150-70 parts of polyester polyol A;

215-25 parts of polyester polyol A;

5-10 parts of a chain extender;

0-3 parts of a crosslinking agent;

0.2-0.8 part of foaming agent;

0.3-0.6 part of surfactant;

the component B comprises the following raw materials in parts by weight:

15-15 parts of polyester polyol B;

23-5 parts of polyether polyol B;

55-75 parts of isocyanate;

the component C is an alcamine catalyst and accounts for 1.5-2.5% of the total mass of the component A; the alcohol amine catalyst is prepared from 33-40% of triethylene diamine and 60-67% of ethylene glycol by mass percent;

wherein the polyester polyol A1 and the polyester polyol B1 are respectively and independently polyester polyols which are prepared by one or more of ethylene glycol, diethylene glycol, 1, 6-hexanediol, neopentyl glycol, 1, 3-propanediol or 1, 4-butanediol and one or more of isophthalic acid, phthalic anhydride and terephthalic acid through esterification, have the functionality of 2, the number average molecular weight of 300-4500 and the acid value of 0.1-1.8mg KOH/g;

the preparation method of the polyester polyol A1 and the polyester polyol B1 comprises the steps of enabling one or more of ethylene glycol, diethylene glycol, 1, 6-hexanediol, neopentyl glycol, 1, 3-propanediol or 1, 4-butanediol to be stirred and reacted with one or more of isophthalic acid, phthalic anhydride and terephthalic acid at 130-150 ℃ for 2-4 hours, then heating to 190-245 ℃ and stirring and reacting for 2-10 hours, then adding a catalyst, carrying out vacuum reaction for 2-9 hours, sampling and detecting product indexes until the product is qualified, carrying out nitrogen pressure relief and cooling to below 100 ℃ after the product is qualified, and discharging;

the polyester polyol A2 is prepared by esterification reaction of one or more of ethylene glycol, trimethylolpropane, propylene glycol, diethylene glycol or 1, 4-butanediol and adipic acid, and has the functionality of 2.2, the number average molecular weight of 500-2500 and the acid value of 0.1-1.8 mgKOH/g;

the polyether polyol B2 is prepared by ring-opening polymerization of ethylene glycol serving as an initiator, ethylene oxide, propylene oxide and butylene oxide, and has the functionality of 2, the number average molecular weight of 1000-6000 and the acid value of less than or equal to 0.1 mgKOH/g;

the isocyanate is one or two of MDI, liquefied MDI and 1, 6-hexamethylene diisocyanate.
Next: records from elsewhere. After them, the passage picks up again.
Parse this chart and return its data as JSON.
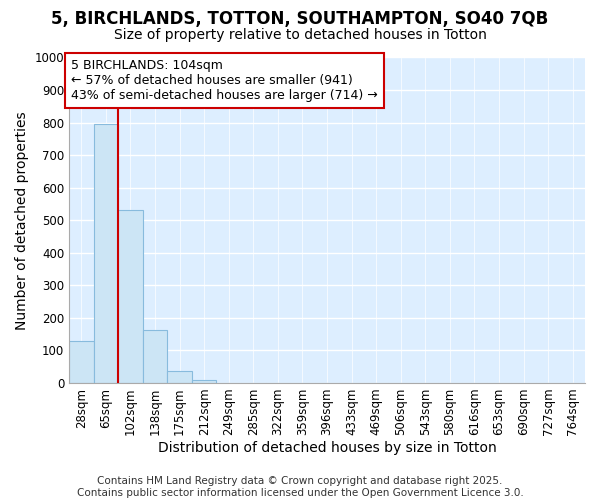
{
  "title_line1": "5, BIRCHLANDS, TOTTON, SOUTHAMPTON, SO40 7QB",
  "title_line2": "Size of property relative to detached houses in Totton",
  "xlabel": "Distribution of detached houses by size in Totton",
  "ylabel": "Number of detached properties",
  "categories": [
    "28sqm",
    "65sqm",
    "102sqm",
    "138sqm",
    "175sqm",
    "212sqm",
    "249sqm",
    "285sqm",
    "322sqm",
    "359sqm",
    "396sqm",
    "433sqm",
    "469sqm",
    "506sqm",
    "543sqm",
    "580sqm",
    "616sqm",
    "653sqm",
    "690sqm",
    "727sqm",
    "764sqm"
  ],
  "values": [
    130,
    795,
    530,
    162,
    38,
    10,
    0,
    0,
    0,
    0,
    0,
    0,
    0,
    0,
    0,
    0,
    0,
    0,
    0,
    0,
    0
  ],
  "bar_color": "#cce5f5",
  "bar_edge_color": "#88bbdd",
  "vline_x_index": 2,
  "vline_color": "#cc0000",
  "annotation_text": "5 BIRCHLANDS: 104sqm\n← 57% of detached houses are smaller (941)\n43% of semi-detached houses are larger (714) →",
  "annotation_box_facecolor": "#ffffff",
  "annotation_box_edgecolor": "#cc0000",
  "ylim": [
    0,
    1000
  ],
  "yticks": [
    0,
    100,
    200,
    300,
    400,
    500,
    600,
    700,
    800,
    900,
    1000
  ],
  "footer_line1": "Contains HM Land Registry data © Crown copyright and database right 2025.",
  "footer_line2": "Contains public sector information licensed under the Open Government Licence 3.0.",
  "fig_bg_color": "#ffffff",
  "plot_bg_color": "#ddeeff",
  "grid_color": "#ffffff",
  "title_fontsize": 12,
  "subtitle_fontsize": 10,
  "axis_label_fontsize": 10,
  "tick_fontsize": 8.5,
  "annotation_fontsize": 9,
  "footer_fontsize": 7.5
}
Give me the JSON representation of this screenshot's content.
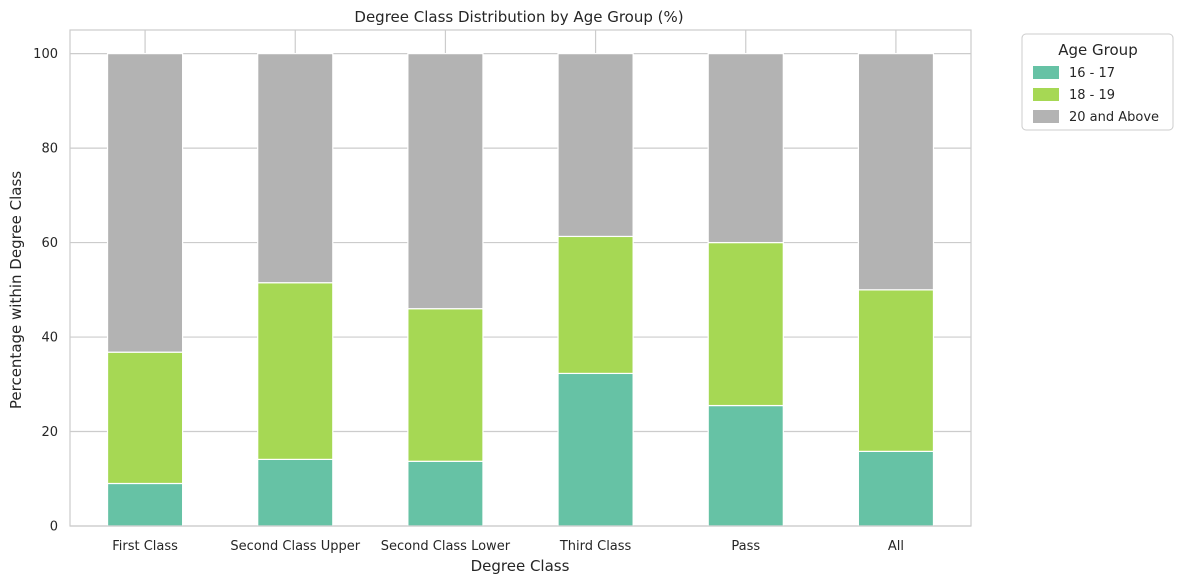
{
  "chart_data": {
    "type": "bar",
    "stacked": true,
    "title": "Degree Class Distribution by Age Group (%)",
    "xlabel": "Degree Class",
    "ylabel": "Percentage within Degree Class",
    "ylim": [
      0,
      105
    ],
    "yticks": [
      "0",
      "20",
      "40",
      "60",
      "80",
      "100"
    ],
    "grid": true,
    "categories": [
      "First Class",
      "Second Class Upper",
      "Second Class Lower",
      "Third Class",
      "Pass",
      "All"
    ],
    "series": [
      {
        "name": "16 - 17",
        "color": "#66c2a5",
        "values": [
          9.0,
          14.1,
          13.7,
          32.3,
          25.5,
          15.8
        ]
      },
      {
        "name": "18 - 19",
        "color": "#a6d854",
        "values": [
          27.8,
          37.4,
          32.3,
          29.0,
          34.5,
          34.2
        ]
      },
      {
        "name": "20 and Above",
        "color": "#b3b3b3",
        "values": [
          63.2,
          48.5,
          54.0,
          38.7,
          40.0,
          50.0
        ]
      }
    ],
    "legend": {
      "title": "Age Group",
      "placement": "outside-top-right"
    }
  }
}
2. The method of preparing a polyurethane shoe sole stock solution according to claim 1, wherein: the polyester polyol A1 has a number average molecular weight of 700-4500 and an acid value of 0.1-1.8 mgKOH/g.
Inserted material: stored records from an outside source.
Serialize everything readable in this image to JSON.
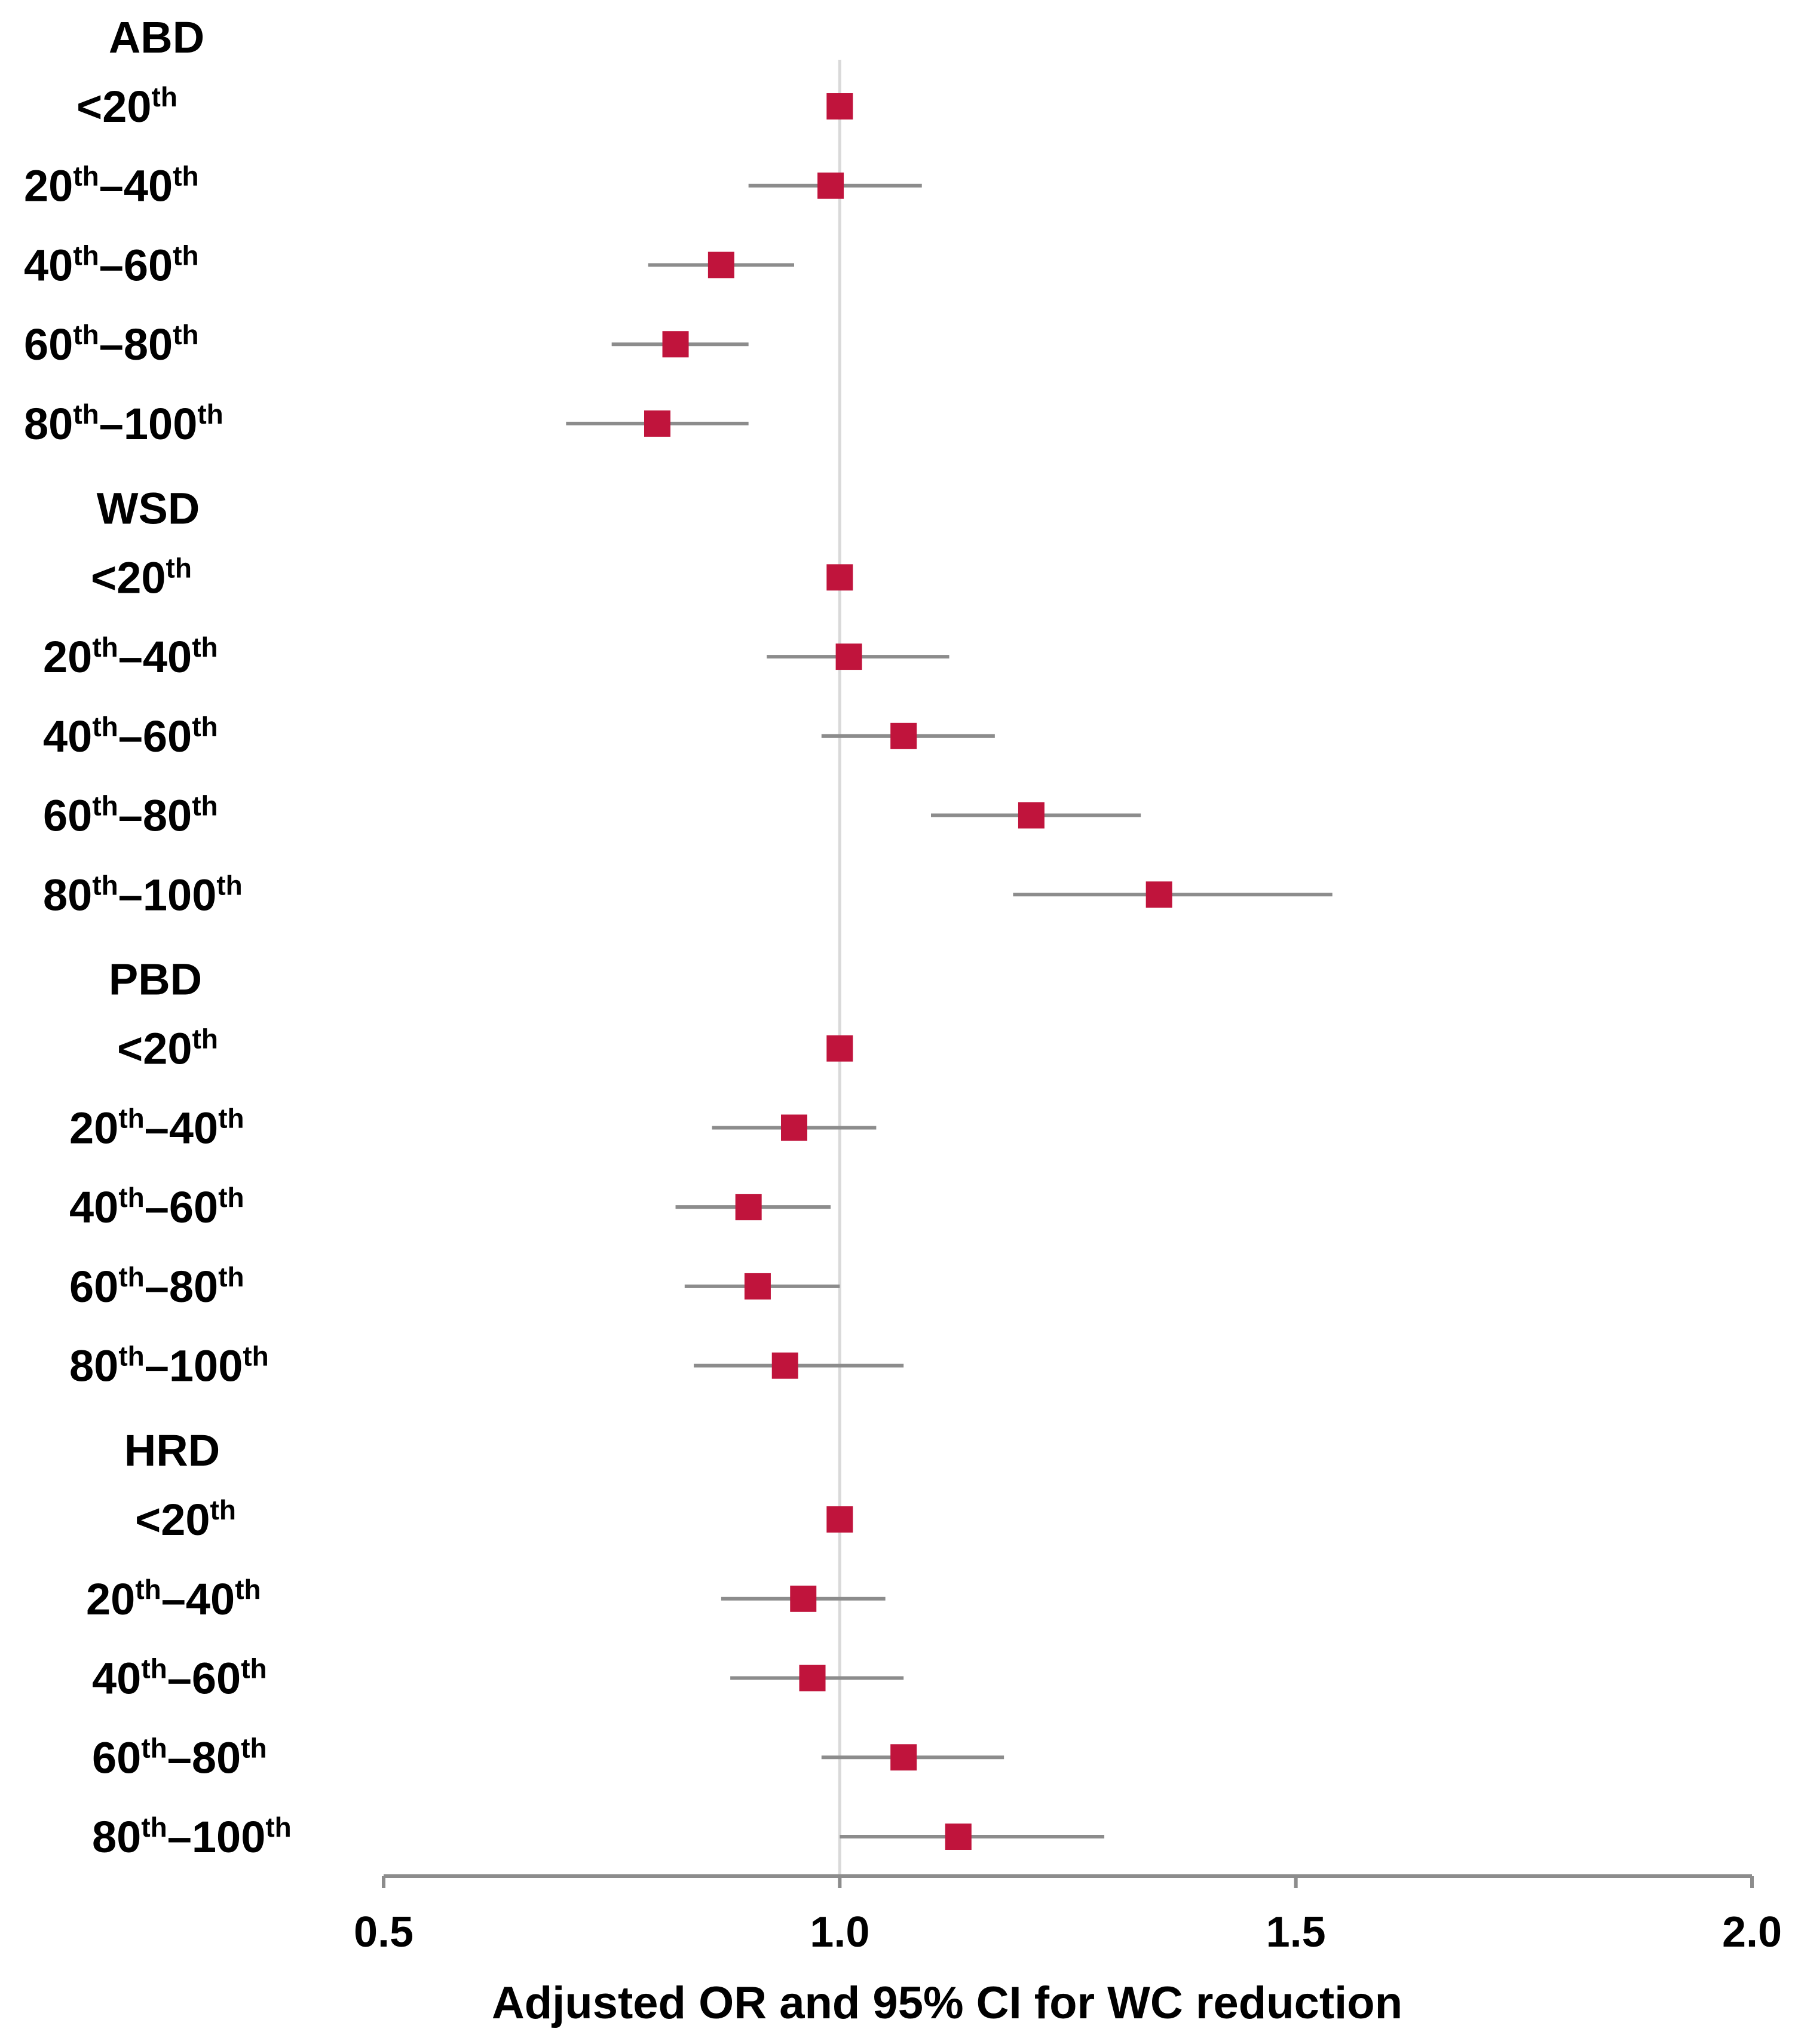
{
  "colors": {
    "marker": "#c0143c",
    "ci_line": "#8c8c8c",
    "reference_line": "#d9d9d9",
    "axis": "#8c8c8c"
  },
  "chart_data": {
    "type": "forest",
    "xlabel": "Adjusted OR and 95% CI for WC reduction",
    "xlim": [
      0.5,
      2.0
    ],
    "xticks": [
      0.5,
      1.0,
      1.5,
      2.0
    ],
    "xtick_labels": [
      "0.5",
      "1.0",
      "1.5",
      "2.0"
    ],
    "reference_value": 1.0,
    "groups": [
      {
        "title": "ABD",
        "rows": [
          {
            "label_parts": [
              {
                "t": "<20"
              },
              {
                "t": "th",
                "sup": true
              }
            ],
            "or": 1.0,
            "lo": 1.0,
            "hi": 1.0
          },
          {
            "label_parts": [
              {
                "t": "20"
              },
              {
                "t": "th",
                "sup": true
              },
              {
                "t": "–40"
              },
              {
                "t": "th",
                "sup": true
              }
            ],
            "or": 0.99,
            "lo": 0.9,
            "hi": 1.09
          },
          {
            "label_parts": [
              {
                "t": "40"
              },
              {
                "t": "th",
                "sup": true
              },
              {
                "t": "–60"
              },
              {
                "t": "th",
                "sup": true
              }
            ],
            "or": 0.87,
            "lo": 0.79,
            "hi": 0.95
          },
          {
            "label_parts": [
              {
                "t": "60"
              },
              {
                "t": "th",
                "sup": true
              },
              {
                "t": "–80"
              },
              {
                "t": "th",
                "sup": true
              }
            ],
            "or": 0.82,
            "lo": 0.75,
            "hi": 0.9
          },
          {
            "label_parts": [
              {
                "t": "80"
              },
              {
                "t": "th",
                "sup": true
              },
              {
                "t": "–100"
              },
              {
                "t": "th",
                "sup": true
              }
            ],
            "or": 0.8,
            "lo": 0.7,
            "hi": 0.9
          }
        ]
      },
      {
        "title": "WSD",
        "rows": [
          {
            "label_parts": [
              {
                "t": "<20"
              },
              {
                "t": "th",
                "sup": true
              }
            ],
            "or": 1.0,
            "lo": 1.0,
            "hi": 1.0
          },
          {
            "label_parts": [
              {
                "t": "20"
              },
              {
                "t": "th",
                "sup": true
              },
              {
                "t": "–40"
              },
              {
                "t": "th",
                "sup": true
              }
            ],
            "or": 1.01,
            "lo": 0.92,
            "hi": 1.12
          },
          {
            "label_parts": [
              {
                "t": "40"
              },
              {
                "t": "th",
                "sup": true
              },
              {
                "t": "–60"
              },
              {
                "t": "th",
                "sup": true
              }
            ],
            "or": 1.07,
            "lo": 0.98,
            "hi": 1.17
          },
          {
            "label_parts": [
              {
                "t": "60"
              },
              {
                "t": "th",
                "sup": true
              },
              {
                "t": "–80"
              },
              {
                "t": "th",
                "sup": true
              }
            ],
            "or": 1.21,
            "lo": 1.1,
            "hi": 1.33
          },
          {
            "label_parts": [
              {
                "t": "80"
              },
              {
                "t": "th",
                "sup": true
              },
              {
                "t": "–100"
              },
              {
                "t": "th",
                "sup": true
              }
            ],
            "or": 1.35,
            "lo": 1.19,
            "hi": 1.54
          }
        ]
      },
      {
        "title": "PBD",
        "rows": [
          {
            "label_parts": [
              {
                "t": "<20"
              },
              {
                "t": "th",
                "sup": true
              }
            ],
            "or": 1.0,
            "lo": 1.0,
            "hi": 1.0
          },
          {
            "label_parts": [
              {
                "t": "20"
              },
              {
                "t": "th",
                "sup": true
              },
              {
                "t": "–40"
              },
              {
                "t": "th",
                "sup": true
              }
            ],
            "or": 0.95,
            "lo": 0.86,
            "hi": 1.04
          },
          {
            "label_parts": [
              {
                "t": "40"
              },
              {
                "t": "th",
                "sup": true
              },
              {
                "t": "–60"
              },
              {
                "t": "th",
                "sup": true
              }
            ],
            "or": 0.9,
            "lo": 0.82,
            "hi": 0.99
          },
          {
            "label_parts": [
              {
                "t": "60"
              },
              {
                "t": "th",
                "sup": true
              },
              {
                "t": "–80"
              },
              {
                "t": "th",
                "sup": true
              }
            ],
            "or": 0.91,
            "lo": 0.83,
            "hi": 1.0
          },
          {
            "label_parts": [
              {
                "t": "80"
              },
              {
                "t": "th",
                "sup": true
              },
              {
                "t": "–100"
              },
              {
                "t": "th",
                "sup": true
              }
            ],
            "or": 0.94,
            "lo": 0.84,
            "hi": 1.07
          }
        ]
      },
      {
        "title": "HRD",
        "rows": [
          {
            "label_parts": [
              {
                "t": "<20"
              },
              {
                "t": "th",
                "sup": true
              }
            ],
            "or": 1.0,
            "lo": 1.0,
            "hi": 1.0
          },
          {
            "label_parts": [
              {
                "t": "20"
              },
              {
                "t": "th",
                "sup": true
              },
              {
                "t": "–40"
              },
              {
                "t": "th",
                "sup": true
              }
            ],
            "or": 0.96,
            "lo": 0.87,
            "hi": 1.05
          },
          {
            "label_parts": [
              {
                "t": "40"
              },
              {
                "t": "th",
                "sup": true
              },
              {
                "t": "–60"
              },
              {
                "t": "th",
                "sup": true
              }
            ],
            "or": 0.97,
            "lo": 0.88,
            "hi": 1.07
          },
          {
            "label_parts": [
              {
                "t": "60"
              },
              {
                "t": "th",
                "sup": true
              },
              {
                "t": "–80"
              },
              {
                "t": "th",
                "sup": true
              }
            ],
            "or": 1.07,
            "lo": 0.98,
            "hi": 1.18
          },
          {
            "label_parts": [
              {
                "t": "80"
              },
              {
                "t": "th",
                "sup": true
              },
              {
                "t": "–100"
              },
              {
                "t": "th",
                "sup": true
              }
            ],
            "or": 1.13,
            "lo": 1.0,
            "hi": 1.29
          }
        ]
      }
    ]
  }
}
3. The method of preparing a polyurethane shoe sole stock solution according to claim 2, wherein: the polyester polyol A1 has a number average molecular weight of 1500-2500 and an acid value of 0.1-0.5 mgKOH/g.
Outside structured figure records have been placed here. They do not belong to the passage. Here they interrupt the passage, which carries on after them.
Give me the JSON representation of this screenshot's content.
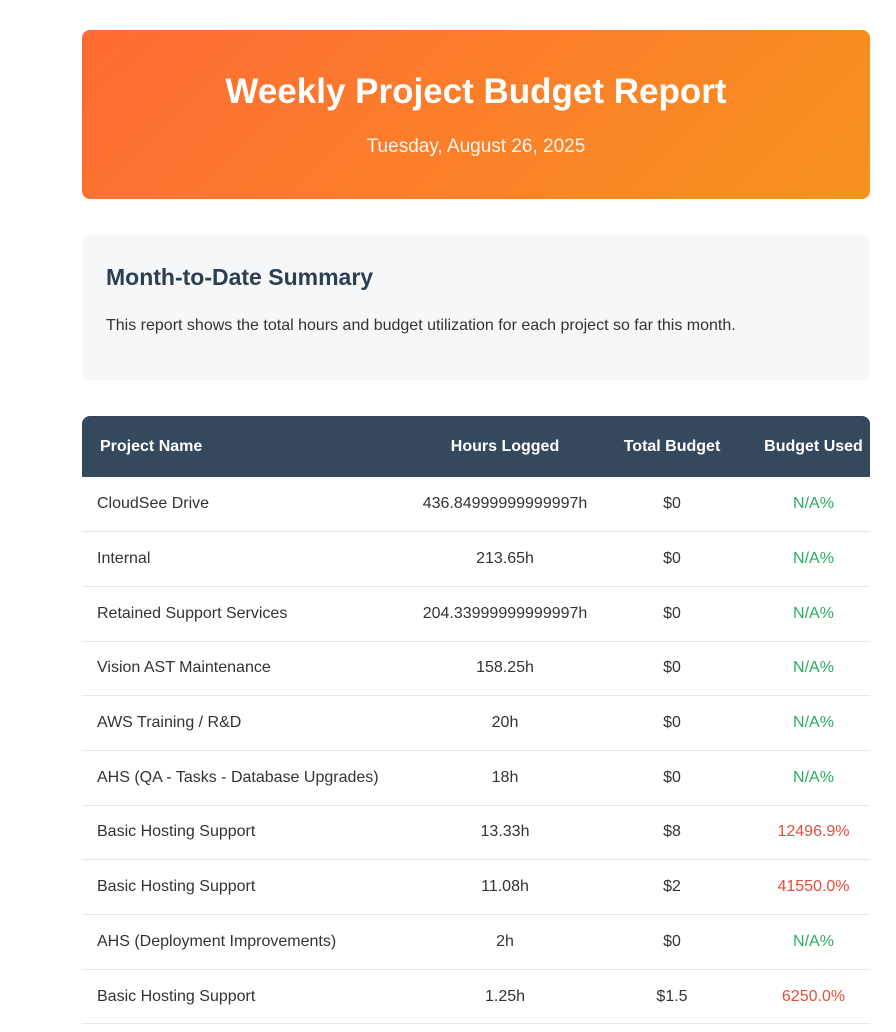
{
  "header": {
    "title": "Weekly Project Budget Report",
    "date": "Tuesday, August 26, 2025"
  },
  "summary": {
    "heading": "Month-to-Date Summary",
    "text": "This report shows the total hours and budget utilization for each project so far this month."
  },
  "table": {
    "columns": [
      "Project Name",
      "Hours Logged",
      "Total Budget",
      "Budget Used"
    ],
    "rows": [
      {
        "name": "CloudSee Drive",
        "hours": "436.84999999999997h",
        "budget": "$0",
        "used": "N/A%",
        "status": "ok"
      },
      {
        "name": "Internal",
        "hours": "213.65h",
        "budget": "$0",
        "used": "N/A%",
        "status": "ok"
      },
      {
        "name": "Retained Support Services",
        "hours": "204.33999999999997h",
        "budget": "$0",
        "used": "N/A%",
        "status": "ok"
      },
      {
        "name": "Vision AST Maintenance",
        "hours": "158.25h",
        "budget": "$0",
        "used": "N/A%",
        "status": "ok"
      },
      {
        "name": "AWS Training / R&D",
        "hours": "20h",
        "budget": "$0",
        "used": "N/A%",
        "status": "ok"
      },
      {
        "name": "AHS (QA - Tasks - Database Upgrades)",
        "hours": "18h",
        "budget": "$0",
        "used": "N/A%",
        "status": "ok"
      },
      {
        "name": "Basic Hosting Support",
        "hours": "13.33h",
        "budget": "$8",
        "used": "12496.9%",
        "status": "over"
      },
      {
        "name": "Basic Hosting Support",
        "hours": "11.08h",
        "budget": "$2",
        "used": "41550.0%",
        "status": "over"
      },
      {
        "name": "AHS (Deployment Improvements)",
        "hours": "2h",
        "budget": "$0",
        "used": "N/A%",
        "status": "ok"
      },
      {
        "name": "Basic Hosting Support",
        "hours": "1.25h",
        "budget": "$1.5",
        "used": "6250.0%",
        "status": "over"
      }
    ]
  },
  "colors": {
    "header_gradient_start": "#ff6b35",
    "header_gradient_end": "#f7931e",
    "table_header_bg": "#34495e",
    "ok": "#27ae60",
    "over": "#e74c3c"
  }
}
4. The method of preparing a polyurethane shoe sole stock solution according to claim 1, wherein: the polyester polyol B1 has a number average molecular weight of 300-2500 and an acid value of 0.1-1.8 mgKOH/g.

5. The method of preparing a polyurethane shoe sole stock solution according to claim 4, wherein: the polyester polyol B1 has a number average molecular weight of 900 to 1500 and an acid value of 0.1 to 0.5 mgKOH/g.